My parents only listened to country music radio, although my Mom had some old 1950's rock records mixed in with the country ones. My brother and I did play a lot of those in the house, in the years before we had our own radios. Once I had my own radio I found classic rock and metal during high school (1980's), and I specifically remember once sitting in the truck in Mrs. Newton's driveway waiting to go in to my weekly before-school morning lesson. I was listening to AC/DC, and wondering what was the difference between this music on my cassette and the music I was about to play inside. I had no idea. I also was confused by the high school friend who could play Jerry Lee Lewis hits on the school piano and get surrounded by girls at the piano. This was another world from mine, and one that fit into society better. I was left out.


I went to college and became immediately surrounded by so many really good classical piano students. I realized suddenly that I didn't know or understand much at all about this music which I had been playing for years. I just wasn't given the information I needed, and that I now use on a daily basis.


For example, as a kid, I was made to play scales from a "Scale" book. They were all written out for me. I got that there were different ones for different key signatures, but I did not really understand the concept of what key a song is in. Even the least trained musician will know the very beginnings of this idea of key center. Not me, not yet. The scale and exercise books were boring. No one told me that melodies come from scales, and that scales and chords come from intervals, or that intervals make up the melodies and harmonies of songs and other musical pieces. No one ever said "melody" or "harmony" to me at all, as far as I can remember, not until college. Think about that, musicians. I played one of Liszt's Hungarian Rhapsodies for my senior recital when I was in high school, but didn't know what a chord was.


At this point I must give special props to Dr. Charles Schultz, now retired, from (at the time) Memphis State University. I was in his Tuesday morning/8am Music Theory I class in 1989 or '90, which is where he one day wrote the notes C, E, and G on the blackboard and said something to the effect of, "This is a major chord boys and girls." He went on to do an hour and a half on major and minor triads, and a huge light bulb went off for me in my head. I had been playing these all along! And for a decade at that point. But no one told me what they were! Welcome to ignorance. I will be your first example.

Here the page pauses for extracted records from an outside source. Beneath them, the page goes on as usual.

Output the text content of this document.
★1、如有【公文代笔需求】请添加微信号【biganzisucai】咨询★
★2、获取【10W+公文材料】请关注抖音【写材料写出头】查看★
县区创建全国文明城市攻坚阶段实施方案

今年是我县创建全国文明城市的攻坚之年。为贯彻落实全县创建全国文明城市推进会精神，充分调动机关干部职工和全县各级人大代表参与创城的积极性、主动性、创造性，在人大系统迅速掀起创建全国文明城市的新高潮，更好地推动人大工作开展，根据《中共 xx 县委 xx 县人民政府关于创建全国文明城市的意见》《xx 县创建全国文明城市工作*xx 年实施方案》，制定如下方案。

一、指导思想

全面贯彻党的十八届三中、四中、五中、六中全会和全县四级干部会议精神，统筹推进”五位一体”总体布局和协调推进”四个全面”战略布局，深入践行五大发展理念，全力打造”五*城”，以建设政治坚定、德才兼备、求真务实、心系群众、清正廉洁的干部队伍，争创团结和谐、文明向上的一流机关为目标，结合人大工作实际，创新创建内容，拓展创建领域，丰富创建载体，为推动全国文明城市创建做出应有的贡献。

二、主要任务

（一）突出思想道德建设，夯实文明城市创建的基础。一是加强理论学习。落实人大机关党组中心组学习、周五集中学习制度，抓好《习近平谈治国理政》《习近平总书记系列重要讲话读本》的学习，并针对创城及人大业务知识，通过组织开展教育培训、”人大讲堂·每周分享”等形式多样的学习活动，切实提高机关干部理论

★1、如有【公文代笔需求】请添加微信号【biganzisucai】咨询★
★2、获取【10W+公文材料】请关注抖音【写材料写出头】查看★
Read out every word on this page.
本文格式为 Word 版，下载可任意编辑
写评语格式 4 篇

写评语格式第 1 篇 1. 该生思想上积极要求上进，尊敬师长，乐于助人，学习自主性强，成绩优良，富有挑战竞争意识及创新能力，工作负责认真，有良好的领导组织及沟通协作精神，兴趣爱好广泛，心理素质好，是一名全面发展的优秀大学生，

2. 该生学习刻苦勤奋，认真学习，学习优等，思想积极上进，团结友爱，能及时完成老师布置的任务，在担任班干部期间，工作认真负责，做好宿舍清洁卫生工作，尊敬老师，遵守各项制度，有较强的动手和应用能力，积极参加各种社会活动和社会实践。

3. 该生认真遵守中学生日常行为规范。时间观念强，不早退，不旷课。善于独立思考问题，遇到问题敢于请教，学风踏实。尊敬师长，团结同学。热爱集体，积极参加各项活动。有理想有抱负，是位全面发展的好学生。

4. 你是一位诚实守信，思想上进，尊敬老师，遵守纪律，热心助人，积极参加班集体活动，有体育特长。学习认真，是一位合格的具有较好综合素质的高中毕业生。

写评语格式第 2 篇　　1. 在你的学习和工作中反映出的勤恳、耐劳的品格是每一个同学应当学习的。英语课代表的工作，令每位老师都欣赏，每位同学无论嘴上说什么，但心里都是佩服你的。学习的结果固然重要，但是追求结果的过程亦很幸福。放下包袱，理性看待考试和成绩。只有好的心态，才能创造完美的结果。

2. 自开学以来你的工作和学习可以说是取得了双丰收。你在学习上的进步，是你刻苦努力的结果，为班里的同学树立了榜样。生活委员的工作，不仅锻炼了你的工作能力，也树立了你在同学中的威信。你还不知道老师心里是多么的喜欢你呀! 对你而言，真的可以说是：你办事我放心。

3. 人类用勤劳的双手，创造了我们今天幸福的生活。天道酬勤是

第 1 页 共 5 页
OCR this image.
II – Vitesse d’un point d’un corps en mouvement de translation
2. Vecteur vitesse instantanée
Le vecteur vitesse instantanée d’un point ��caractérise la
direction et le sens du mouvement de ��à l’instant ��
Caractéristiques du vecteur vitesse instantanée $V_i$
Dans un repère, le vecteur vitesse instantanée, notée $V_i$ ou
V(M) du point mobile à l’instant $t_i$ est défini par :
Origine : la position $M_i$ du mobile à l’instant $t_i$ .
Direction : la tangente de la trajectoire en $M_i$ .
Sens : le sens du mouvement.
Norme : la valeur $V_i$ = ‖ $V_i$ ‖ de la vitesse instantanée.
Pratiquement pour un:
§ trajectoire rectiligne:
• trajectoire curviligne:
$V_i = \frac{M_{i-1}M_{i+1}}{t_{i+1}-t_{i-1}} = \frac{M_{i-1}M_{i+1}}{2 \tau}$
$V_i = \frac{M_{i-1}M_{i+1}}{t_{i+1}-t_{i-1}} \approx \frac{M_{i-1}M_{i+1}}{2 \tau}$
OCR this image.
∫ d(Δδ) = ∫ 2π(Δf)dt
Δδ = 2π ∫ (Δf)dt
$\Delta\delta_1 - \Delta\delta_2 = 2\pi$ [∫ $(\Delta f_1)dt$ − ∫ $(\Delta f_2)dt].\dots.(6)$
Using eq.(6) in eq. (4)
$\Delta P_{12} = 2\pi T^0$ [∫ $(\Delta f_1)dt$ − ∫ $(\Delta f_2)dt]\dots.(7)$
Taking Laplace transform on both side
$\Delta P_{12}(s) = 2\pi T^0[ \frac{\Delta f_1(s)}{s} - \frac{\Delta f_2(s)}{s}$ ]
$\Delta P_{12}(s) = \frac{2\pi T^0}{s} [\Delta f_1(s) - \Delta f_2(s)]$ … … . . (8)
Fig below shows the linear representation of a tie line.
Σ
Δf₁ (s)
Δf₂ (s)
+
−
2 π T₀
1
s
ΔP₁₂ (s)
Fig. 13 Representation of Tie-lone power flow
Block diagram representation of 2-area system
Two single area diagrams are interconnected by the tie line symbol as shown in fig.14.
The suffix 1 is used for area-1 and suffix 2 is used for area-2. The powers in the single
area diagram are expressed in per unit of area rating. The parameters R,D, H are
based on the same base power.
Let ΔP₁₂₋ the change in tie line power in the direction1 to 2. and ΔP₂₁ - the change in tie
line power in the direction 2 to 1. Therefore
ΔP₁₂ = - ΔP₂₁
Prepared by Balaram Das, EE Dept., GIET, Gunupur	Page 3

Worse than not understanding how the music worked, was not understanding how my body worked, at and away from the piano. My physical problems, while not fatal but chronic, were not exactly known or understood by me until my 40's, of which I am now in the last year. The current issues are that physically warped hips, put sideways under a piano for 4 decades, probably led specifically to me having the "arthritis of an 80-year old at 45," as a surgeon told me 4 years ago. I think the scoliosis developed over time, not sure if I had that while I was young. I definitely have been warped in the middle of my body for my whole life, and am just now, in middle age, understanding this and knowing how to properly deal with it. This topic is a whole other blog in and of itself.


To get back to the piano issues, I also was never taught about proper posture or how to use arm weight with gravity to get a better sound at the instrument, or how to get more action with less effort. Not only is this way of playing better, it became necessary for me, for it eliminates pain. By the time I spent the 5-6 years between the ages of 19 and 25 practicing for 4 hours a day by forcing my arms, hands and fingers to push the keys down, I had developed what probably would've been carpal tunnel syndrome or something if I had not had the grace of being able to stop practicing while still working as a performer. When I was 25, pain would start at my right arm, go up to the shoulder, and then halfway down my back whenever I would play. I was still working it out with (finally) a classical teacher who understood what to do, in my early 40's. It's amazing that I am still doing piano at all, but I am, and better than ever.